L’addition s’alourdit

Cette fâcheuse médiatisation a attisée la curiosité des journalistes qui ont fait ressurgir des informations passées sous silence lors de leur sortie, comme cet article du Washington Post, daté de 2007. Ce document révélait les liens du procureur général avec son proche, Ali Saleh Kahlah Al-Marri, alias Abdul-Rahman Al-Qatari.

Ali Saleh Kahlah Al-Marri, membre de la famille du procureur général du Qatar, les Al-Marri Ali Saleh Kahlah Al-Marri, membre de la famille du procureur général du Qatar, les Al-Marri

Or, ce personnage n’est pas n’importe qui.

Saleh Al-Marri a été arrêté en décembre 2001 aux Etats-Unis dans la foulée de la chasse aux terroristes post 11 septembre. Il a reconnu être un important membre d'Al-Qaida et avoir préparé de nouveaux attentats, notamment avec des armes chimiques.

Dans son ordinateur, les agents fédéraux ont trouvé des dossiers intitulés « arène du djihad » contenant des informations sur le cyanure d’hydrogène. Lors de son arrestation, il a également été pris avec plus de 1000 faux numéros de cartes de crédits et des documents d’identités falsifiés.

Avant d'arriver aux USA, Saleh Al-Marri avait travaillé pendant plus de 10 ans comme haut responsable à la Qatar Islamic Bank et comme auditeur « senior » pour le gouvernement qatari. Par ailleurs, l’enquête des autorités américaines a prouvé que Saleh avait eu des contacts avec Khalid Sheikh Mohammed, le planificateur des attentats du 11 septembre. Il a finalement été libéré en 2015, après 13 ans de détention.

L’aide précieuse du procureur général

Et c’est là que le Dr. Ali Ben Fetais Al-Marri entre en scène. En réalité, la libération de son homonyme, avec qui il partage un lien de parenté, n’a pas été décidée par la justice américaine, mais obtenue diplomatiquement en coulisses après de longues tractations menées par un « ami proche » du procureur général.
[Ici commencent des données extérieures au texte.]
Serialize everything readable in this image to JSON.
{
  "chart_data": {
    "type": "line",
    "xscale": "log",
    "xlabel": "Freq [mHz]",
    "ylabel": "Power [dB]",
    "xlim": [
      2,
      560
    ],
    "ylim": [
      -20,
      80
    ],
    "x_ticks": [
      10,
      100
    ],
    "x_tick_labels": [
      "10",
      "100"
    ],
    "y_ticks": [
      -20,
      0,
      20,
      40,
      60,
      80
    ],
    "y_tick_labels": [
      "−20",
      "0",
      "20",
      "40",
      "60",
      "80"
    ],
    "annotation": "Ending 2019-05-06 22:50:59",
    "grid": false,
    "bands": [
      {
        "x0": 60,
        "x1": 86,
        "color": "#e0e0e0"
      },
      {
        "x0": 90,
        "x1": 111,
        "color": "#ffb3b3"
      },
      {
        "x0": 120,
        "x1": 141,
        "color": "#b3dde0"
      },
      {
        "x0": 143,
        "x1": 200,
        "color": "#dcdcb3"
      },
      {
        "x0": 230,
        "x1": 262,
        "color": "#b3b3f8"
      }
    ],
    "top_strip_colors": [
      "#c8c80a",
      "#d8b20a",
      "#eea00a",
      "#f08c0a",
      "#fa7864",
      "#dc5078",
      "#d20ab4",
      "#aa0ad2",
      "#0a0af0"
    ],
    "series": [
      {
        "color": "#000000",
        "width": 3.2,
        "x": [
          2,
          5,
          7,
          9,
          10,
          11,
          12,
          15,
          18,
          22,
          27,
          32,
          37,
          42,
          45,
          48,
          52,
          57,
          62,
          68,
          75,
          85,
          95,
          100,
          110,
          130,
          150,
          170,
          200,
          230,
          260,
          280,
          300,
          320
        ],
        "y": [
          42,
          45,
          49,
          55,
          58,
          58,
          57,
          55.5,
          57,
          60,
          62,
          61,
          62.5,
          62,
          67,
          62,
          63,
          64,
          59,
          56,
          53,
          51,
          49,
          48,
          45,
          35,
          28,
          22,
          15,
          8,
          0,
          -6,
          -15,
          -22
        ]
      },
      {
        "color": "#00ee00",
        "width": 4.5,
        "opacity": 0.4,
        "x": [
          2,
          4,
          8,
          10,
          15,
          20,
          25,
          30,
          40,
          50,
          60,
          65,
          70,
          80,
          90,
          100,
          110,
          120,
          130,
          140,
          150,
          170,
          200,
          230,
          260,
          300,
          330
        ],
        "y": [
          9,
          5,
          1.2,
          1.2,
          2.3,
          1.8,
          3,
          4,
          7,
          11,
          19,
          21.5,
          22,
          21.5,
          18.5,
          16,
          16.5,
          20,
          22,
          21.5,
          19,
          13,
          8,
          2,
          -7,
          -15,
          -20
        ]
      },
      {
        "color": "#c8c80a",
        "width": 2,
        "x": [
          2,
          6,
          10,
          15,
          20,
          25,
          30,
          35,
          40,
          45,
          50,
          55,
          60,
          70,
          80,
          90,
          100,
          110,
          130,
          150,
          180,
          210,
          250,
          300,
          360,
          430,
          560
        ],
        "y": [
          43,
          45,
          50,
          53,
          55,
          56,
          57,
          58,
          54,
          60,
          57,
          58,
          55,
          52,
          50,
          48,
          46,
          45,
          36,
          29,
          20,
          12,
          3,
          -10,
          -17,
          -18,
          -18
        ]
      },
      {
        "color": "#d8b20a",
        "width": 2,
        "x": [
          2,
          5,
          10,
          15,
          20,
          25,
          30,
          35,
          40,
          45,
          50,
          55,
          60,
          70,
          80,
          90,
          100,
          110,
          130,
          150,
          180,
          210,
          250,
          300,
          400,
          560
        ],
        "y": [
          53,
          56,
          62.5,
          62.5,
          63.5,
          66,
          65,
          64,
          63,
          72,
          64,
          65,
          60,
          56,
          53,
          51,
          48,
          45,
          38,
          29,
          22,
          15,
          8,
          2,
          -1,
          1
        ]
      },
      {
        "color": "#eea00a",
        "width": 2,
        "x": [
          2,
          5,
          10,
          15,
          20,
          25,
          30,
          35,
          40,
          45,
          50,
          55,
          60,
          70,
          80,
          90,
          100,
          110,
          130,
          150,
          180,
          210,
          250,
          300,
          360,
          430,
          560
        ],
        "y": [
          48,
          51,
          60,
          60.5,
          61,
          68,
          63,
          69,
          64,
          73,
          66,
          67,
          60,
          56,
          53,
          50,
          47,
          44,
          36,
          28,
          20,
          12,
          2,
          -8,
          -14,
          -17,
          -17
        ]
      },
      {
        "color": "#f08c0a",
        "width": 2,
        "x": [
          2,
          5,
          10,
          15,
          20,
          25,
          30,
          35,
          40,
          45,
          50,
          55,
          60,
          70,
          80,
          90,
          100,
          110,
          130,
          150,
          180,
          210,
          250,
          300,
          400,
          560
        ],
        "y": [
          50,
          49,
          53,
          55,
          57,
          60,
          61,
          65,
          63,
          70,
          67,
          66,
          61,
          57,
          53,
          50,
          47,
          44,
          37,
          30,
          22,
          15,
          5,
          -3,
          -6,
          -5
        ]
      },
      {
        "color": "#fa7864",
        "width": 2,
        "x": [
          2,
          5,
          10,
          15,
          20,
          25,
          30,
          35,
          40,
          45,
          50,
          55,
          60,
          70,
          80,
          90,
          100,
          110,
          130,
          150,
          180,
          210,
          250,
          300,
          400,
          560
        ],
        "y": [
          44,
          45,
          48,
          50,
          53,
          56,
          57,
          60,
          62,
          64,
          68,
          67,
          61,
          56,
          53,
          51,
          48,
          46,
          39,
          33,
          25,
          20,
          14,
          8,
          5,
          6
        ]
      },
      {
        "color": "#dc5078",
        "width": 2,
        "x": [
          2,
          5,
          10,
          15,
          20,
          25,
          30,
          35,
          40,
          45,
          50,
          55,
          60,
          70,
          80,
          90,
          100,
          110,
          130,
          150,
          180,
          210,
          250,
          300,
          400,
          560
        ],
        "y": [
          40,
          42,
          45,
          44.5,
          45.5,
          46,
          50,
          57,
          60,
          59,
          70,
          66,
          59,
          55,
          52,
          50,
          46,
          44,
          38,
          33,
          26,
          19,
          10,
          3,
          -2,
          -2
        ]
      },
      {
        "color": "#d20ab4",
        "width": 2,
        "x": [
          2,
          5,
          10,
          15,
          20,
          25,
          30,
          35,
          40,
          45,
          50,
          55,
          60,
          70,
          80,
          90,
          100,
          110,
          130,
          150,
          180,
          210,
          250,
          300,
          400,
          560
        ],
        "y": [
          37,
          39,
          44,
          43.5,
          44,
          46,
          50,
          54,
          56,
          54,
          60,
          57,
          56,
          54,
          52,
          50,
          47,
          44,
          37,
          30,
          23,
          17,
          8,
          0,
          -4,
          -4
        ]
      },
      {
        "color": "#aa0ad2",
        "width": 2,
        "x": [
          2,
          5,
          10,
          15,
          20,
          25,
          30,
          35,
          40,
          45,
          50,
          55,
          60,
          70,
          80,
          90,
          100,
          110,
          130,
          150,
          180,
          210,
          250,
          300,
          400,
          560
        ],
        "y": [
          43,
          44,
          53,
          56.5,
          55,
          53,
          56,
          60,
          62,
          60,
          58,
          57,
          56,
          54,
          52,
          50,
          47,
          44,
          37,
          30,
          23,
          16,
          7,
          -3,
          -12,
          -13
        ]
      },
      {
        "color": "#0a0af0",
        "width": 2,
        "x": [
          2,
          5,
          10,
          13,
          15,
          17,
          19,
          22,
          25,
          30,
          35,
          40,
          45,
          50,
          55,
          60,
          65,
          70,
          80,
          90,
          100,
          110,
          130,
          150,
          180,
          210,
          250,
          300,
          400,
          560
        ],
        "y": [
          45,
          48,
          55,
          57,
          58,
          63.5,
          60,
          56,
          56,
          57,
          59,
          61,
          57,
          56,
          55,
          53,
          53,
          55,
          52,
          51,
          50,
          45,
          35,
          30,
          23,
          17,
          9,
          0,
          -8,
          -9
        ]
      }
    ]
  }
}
Selon la presse américaine, le haut magistrat a utilisé tous ses contacts pour obtenir cette remise en liberté. En dernier ressort, grâce à cette aide le membre d'Al-Qaida, a été échangé contre un couple d'américains détenus arbitrairement à Doha. Que justifiait de tels efforts ?

Tout aussi surprenant, à son arrivé à Doha en janvier 2015, Saleh Al-Marri a été accueilli « en héro » par les autorités qataries et a même eu l'honneur de recevoir un appel téléphonique du premier ministre qatari ! Un responsable d'Al Jazeera se félicitera sur Twitter du retour du membre d'Al-Qaida. Il faut dire que la famille Al-Marri est devenue influente…

Le procureur général avait également été très actif en 2008, dans la libération de Jarallah Al-Marri, frère cadet de Saleh détenu, lui, à Guantanamo après avoir été arrêté dans un camps d'entrainement d'Al-Qaida en Afghanistan.

Il a réussi à obtenir son expulsion vers le Qatar à une condition, qu’il soit impossible pour Jarallah de quitter le territoire du minuscule émirat. En violation d'un accord avec les USA, celui-ci a voyagé, sans que le Qatar n'informe ses homologues américains.

Selon une note confidentielle de l’Ambassadeur américain à Doha, dévoilée par Wikileaks, le non-respect des accords conclus n'a pas manqué d'alarmer les services américains. Dans la note confidentielle, un responsable était identifié : le procureur général du Qatar.

L'Emir du Qatar L'Emir du Qatar

Sur fond d'accusations de soutien au terrorisme, cette nouvelle polémique ne manquera pas d'embarrasser Tamim ben Hamad Al Thani, le jeune Emir du Qatar et protecteur du procureur général.